Interestingly, Q is a photographer who turns their lens to queerness quite often so when I asked them what might be ‘missing’ or what might ‘remain’ out of the frame of this manifesto, they had a difficult time thinking of anything. For Q, a queer visual manifesto is much more successful than not at conveying personal queerness. As we were shooting however, Q began to talk about the sound of queerness. Q is drawn to the noise that often follows queer joy and protest, and the noise that erupts at queer suffering. This is at least one thing that is forever locked in the margins of this manifesto; there is a hint of loudness with bold colours, but the sensory auditory experience will always be absent.
Above is R’s manifesto (R is pictured centre). R’s queerness was much more difficult to image because when asked to even describe a bit about their queerness, R told me that they understood it to be excessive to description in a profound sense. R’s queerness exists in the margins of language, it seemed. That being said, R was interested in making manifest their queer polyamory and turning this experience into a queer visual manifesto. R’s queerness is experiential, celebrates human connection, is polyamorous, and understands itself to escape language. From a specular lens, what is reflected back in this image is queer connection and non-monogamy but what remains outside of this image is a multiplicity of other bodies, the smells and sounds of human connection, and the tactile sensation of being close to those with whom you share mutual affection and care. R’s queer visual manifesto speculates a world where people can unthink monogamy, and can learn new ways of existing in the world with other people. In a spectacular sense, this image might be arresting to some people or cause deep discomfort in others. R’s manifesto would make manifest a world in which this is no longer a spectacle, where (queer) polyamory no longer shocked people or necessitated long conversations about why monogamy is not an inherently human approach to co-existence.
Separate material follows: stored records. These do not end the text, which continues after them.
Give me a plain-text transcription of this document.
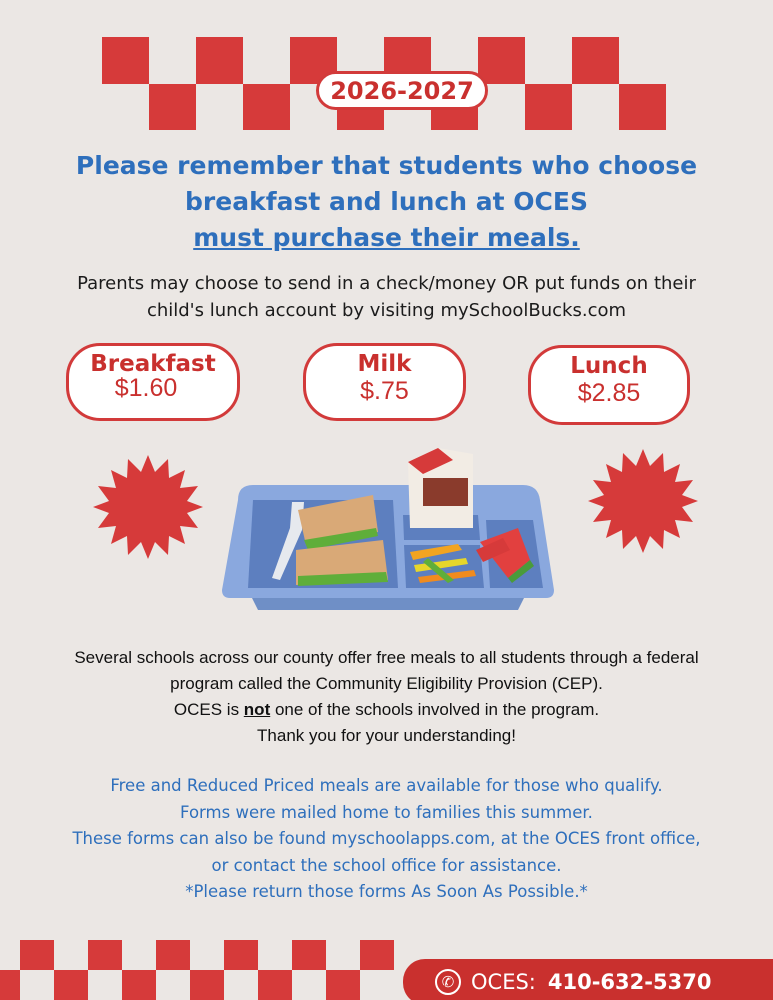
2026-2027
Please remember that students who choose
breakfast and lunch at OCES
must purchase their meals.
Parents may choose to send in a check/money OR put funds on their
child's lunch account by visiting mySchoolBucks.com
Breakfast
$1.60
Milk
$.75
Lunch
$2.85
Several schools across our county offer free meals to all students through a federal
program called the Community Eligibility Provision (CEP).
OCES is not one of the schools involved in the program.
Thank you for your understanding!
Free and Reduced Priced meals are available for those who qualify.
Forms were mailed home to families this summer.
These forms can also be found myschoolapps.com, at the OCES front office,
or contact the school office for assistance.
*Please return those forms As Soon As Possible.*
✆ OCES: 410-632-5370
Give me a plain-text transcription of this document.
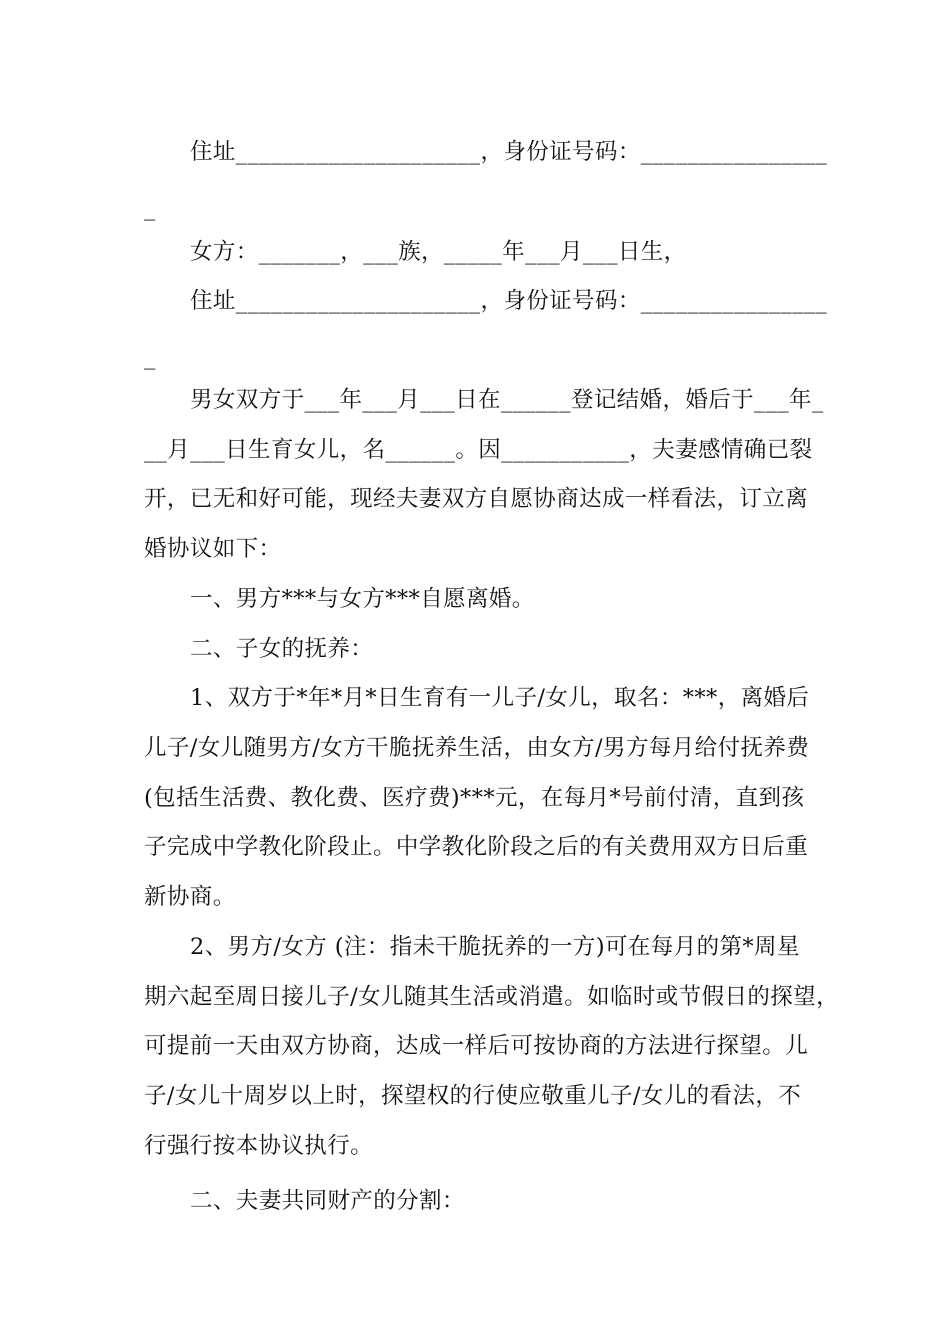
住址_____________________，身份证号码：________________
_
女方：_______，___族，_____年___月___日生，
住址_____________________，身份证号码：________________
_
男女双方于___年___月___日在______登记结婚，婚后于___年_
__月___日生育女儿，名______。因___________，夫妻感情确已裂
开，已无和好可能，现经夫妻双方自愿协商达成一样看法，订立离
婚协议如下：
一、男方***与女方***自愿离婚。
二、子女的抚养：
1、双方于*年*月*日生育有一儿子/女儿，取名：***，离婚后
儿子/女儿随男方/女方干脆抚养生活，由女方/男方每月给付抚养费
(包括生活费、教化费、医疗费)***元，在每月*号前付清，直到孩
子完成中学教化阶段止。中学教化阶段之后的有关费用双方日后重
新协商。
2、男方/女方 (注：指未干脆抚养的一方)可在每月的第*周星
期六起至周日接儿子/女儿随其生活或消遣。如临时或节假日的探望，
可提前一天由双方协商，达成一样后可按协商的方法进行探望。儿
子/女儿十周岁以上时，探望权的行使应敬重儿子/女儿的看法，不
行强行按本协议执行。
二、夫妻共同财产的分割：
R’s manifesto also reflects a deeply personal narrative back to me. Up until 2 days before taking this image, R was my polyamorous partner, in a relationship with myself and my 8 ½ year-long partner J. This image pictures the three of us, ex-partners, still entangled. For myself, looking at R’s queer visual manifesto attests to the power of polyamory to respect the love which draws people together in the first place. It rejects the normative monogamous narrative of ‘ex’ partners as necessarily ghoulish, and seeks out new ways of co-existing with people who are, once were, or might become entangled in your life.